What can you mention about Barquisimeto that is particularly attractive or that you like?
Although many people here say that in the city there is nothing to do, I think that is a baseless complaint. Barquisimeto and the surrounding area has it all: Nightlife, constant cultural shows, many restaurants (the traditional food from El Roble is special), parks and places to spend the day outdoors… my current favorite place is La Flor de Venezuela [es], a pavilion designed by architect Fruto Vivas to represent Venezuela at the 2000 Hannover Expo, which combines architecture, flora and fauna, as well as cultural information about the country, and within its space is a small restaurant with delicious crêpes. You also have the town of Santa Rosa, where its church houses the religious patron of the region, the Divina Pastora, a history museum, a viewpoint from which you can see Cabudare (sister city of Barquisimeto) and other of my favorite places: a bakery with delicious desserts where they let you draw on paper placemats while waiting for what you ordered.
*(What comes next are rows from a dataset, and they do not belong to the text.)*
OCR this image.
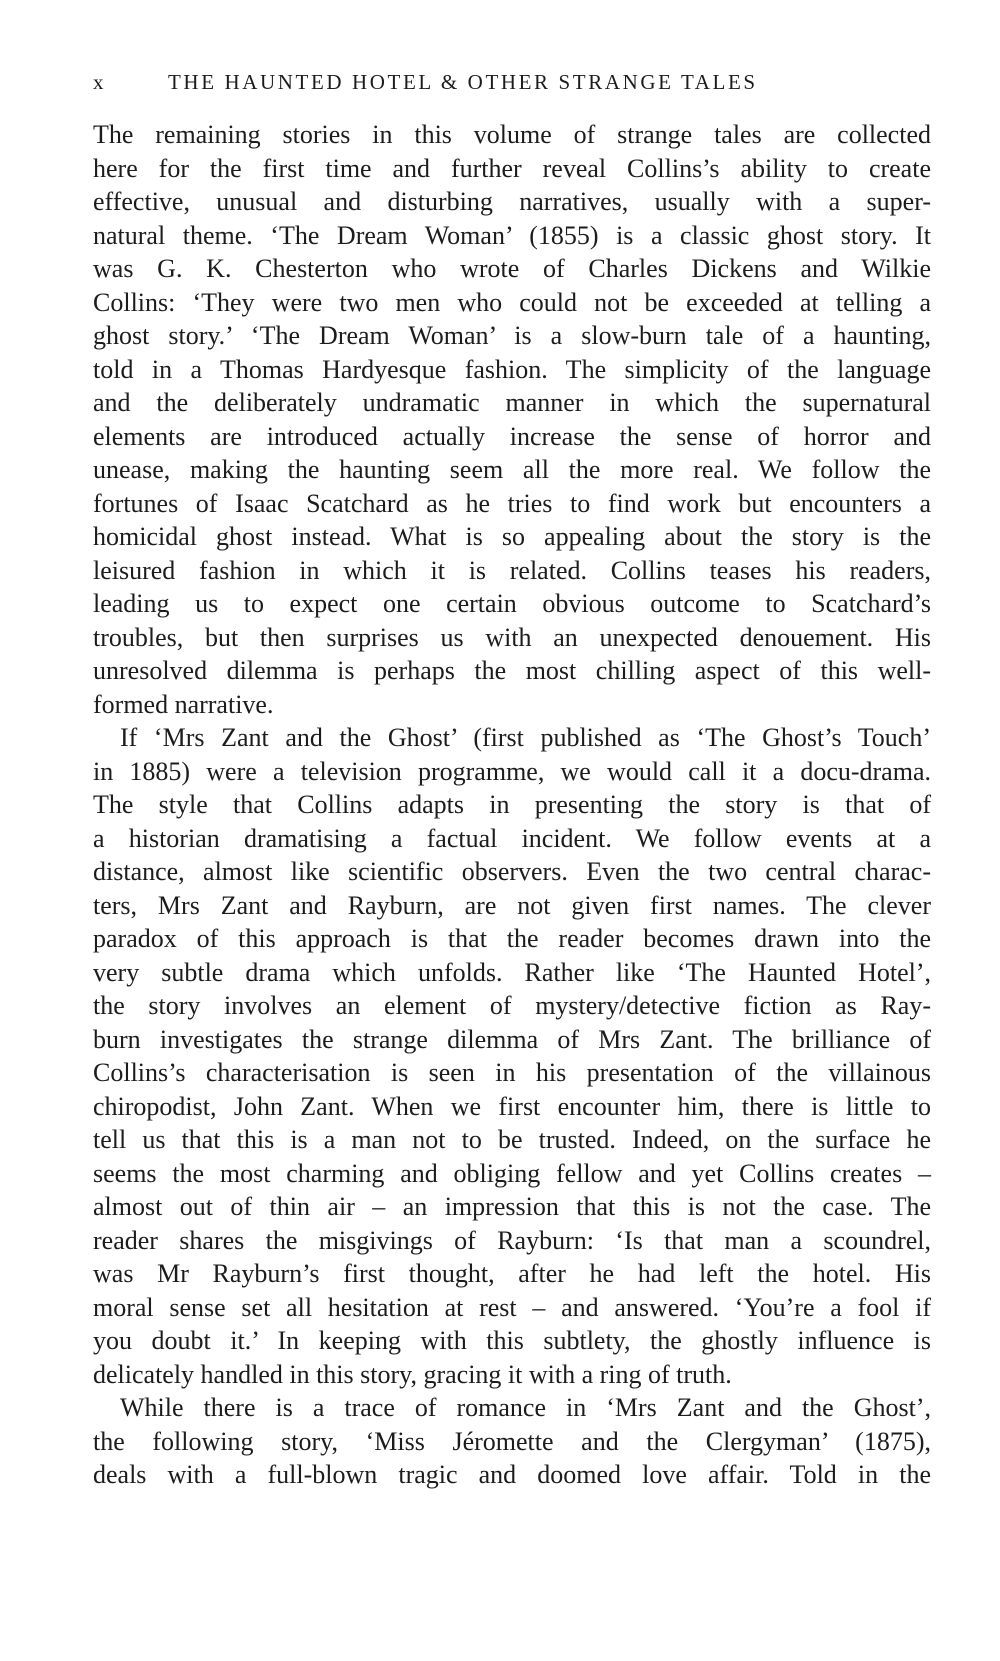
x	THE HAUNTED HOTEL & OTHER STRANGE TALES
The remaining stories in this volume of strange tales are collected
here for the first time and further reveal Collins’s ability to create
effective, unusual and disturbing narratives, usually with a super-
natural theme. ‘The Dream Woman’ (1855) is a classic ghost story. It
was G. K. Chesterton who wrote of Charles Dickens and Wilkie
Collins: ‘They were two men who could not be exceeded at telling a
ghost story.’ ‘The Dream Woman’ is a slow-burn tale of a haunting,
told in a Thomas Hardyesque fashion. The simplicity of the language
and the deliberately undramatic manner in which the supernatural
elements are introduced actually increase the sense of horror and
unease, making the haunting seem all the more real. We follow the
fortunes of Isaac Scatchard as he tries to find work but encounters a
homicidal ghost instead. What is so appealing about the story is the
leisured fashion in which it is related. Collins teases his readers,
leading us to expect one certain obvious outcome to Scatchard’s
troubles, but then surprises us with an unexpected denouement. His
unresolved dilemma is perhaps the most chilling aspect of this well-
formed narrative.
If ‘Mrs Zant and the Ghost’ (first published as ‘The Ghost’s Touch’
in 1885) were a television programme, we would call it a docu-drama.
The style that Collins adapts in presenting the story is that of
a historian dramatising a factual incident. We follow events at a
distance, almost like scientific observers. Even the two central charac-
ters, Mrs Zant and Rayburn, are not given first names. The clever
paradox of this approach is that the reader becomes drawn into the
very subtle drama which unfolds. Rather like ‘The Haunted Hotel’,
the story involves an element of mystery/detective fiction as Ray-
burn investigates the strange dilemma of Mrs Zant. The brilliance of
Collins’s characterisation is seen in his presentation of the villainous
chiropodist, John Zant. When we first encounter him, there is little to
tell us that this is a man not to be trusted. Indeed, on the surface he
seems the most charming and obliging fellow and yet Collins creates –
almost out of thin air – an impression that this is not the case. The
reader shares the misgivings of Rayburn: ‘Is that man a scoundrel,
was Mr Rayburn’s first thought, after he had left the hotel. His
moral sense set all hesitation at rest – and answered. ‘You’re a fool if
you doubt it.’ In keeping with this subtlety, the ghostly influence is
delicately handled in this story, gracing it with a ring of truth.
While there is a trace of romance in ‘Mrs Zant and the Ghost’,
the following story, ‘Miss Jéromette and the Clergyman’ (1875),
deals with a full-blown tragic and doomed love affair. Told in the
And how would you describe Venezuela to a foreigner?
Venezuela is a country of contrasts, with very cold or very hot areas (with its intermediates), extreme wealth or poverty, idyllic and unforgettable landscapes, and despite my comment on the “aggressiveness” of our citizens there are still many people with the ability to make a good impression on our visitors… I think there are no “foreigners” here, because from the moment you step on Venezuelan soil (to visit or to stay) you will find people who will treat you as “one of the family”.
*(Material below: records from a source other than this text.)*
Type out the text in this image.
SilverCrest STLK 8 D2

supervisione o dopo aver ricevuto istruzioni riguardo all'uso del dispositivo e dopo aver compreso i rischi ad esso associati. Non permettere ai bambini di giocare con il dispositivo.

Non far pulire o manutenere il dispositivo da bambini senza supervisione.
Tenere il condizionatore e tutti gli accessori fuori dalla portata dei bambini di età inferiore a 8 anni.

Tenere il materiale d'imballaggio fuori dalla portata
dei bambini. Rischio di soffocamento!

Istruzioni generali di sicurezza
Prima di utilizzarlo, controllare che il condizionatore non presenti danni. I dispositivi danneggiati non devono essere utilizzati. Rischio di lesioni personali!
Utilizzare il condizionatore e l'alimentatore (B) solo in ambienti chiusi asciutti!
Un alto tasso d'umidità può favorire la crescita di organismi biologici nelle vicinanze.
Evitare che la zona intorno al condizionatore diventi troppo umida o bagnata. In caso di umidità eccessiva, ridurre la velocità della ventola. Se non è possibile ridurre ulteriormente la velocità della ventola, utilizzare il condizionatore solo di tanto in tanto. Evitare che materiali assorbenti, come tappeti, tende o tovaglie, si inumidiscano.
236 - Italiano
I hope to someday test that out Adriana, thank you for the interview.
Thank you.

Other team members of Global Voices in Spanish in this section:
Gabriela García-Calderón
The first picture is from Flickr user oso reproduced with an Attribution-NonCommercial-ShareAlike 2.0 Generic CC license.
Translated by Adriana Gutiérrez

4 comments

  • Gracias for this interview Juan – It is lovely to know better about you, Adriana! I never realised we joined GV more or less at the same time and following the same path: a post of a collaborator’s blog – and as with you, it was love at first sight. Keep up the good work, you are doing a brilliant job!

    Best
    Paula

  • Thank you Paula!
    With such a great team the least I can do is giving my best to collaborate.

  • Merly

    Hi, Adriana, I agree with every word you said about our country, I’m a venezuelan and also a translator. I just have a question, did you take any course about translation? I mean, where did you get the necessary skills to translate from?

    • Hi Merly! Thanks for the comment.
      No, I didn’t take any translation course, just English classes and then I started to translate short texts and songs.
      I’m kind of a self-taught person in this area… and of course, I’m still learning.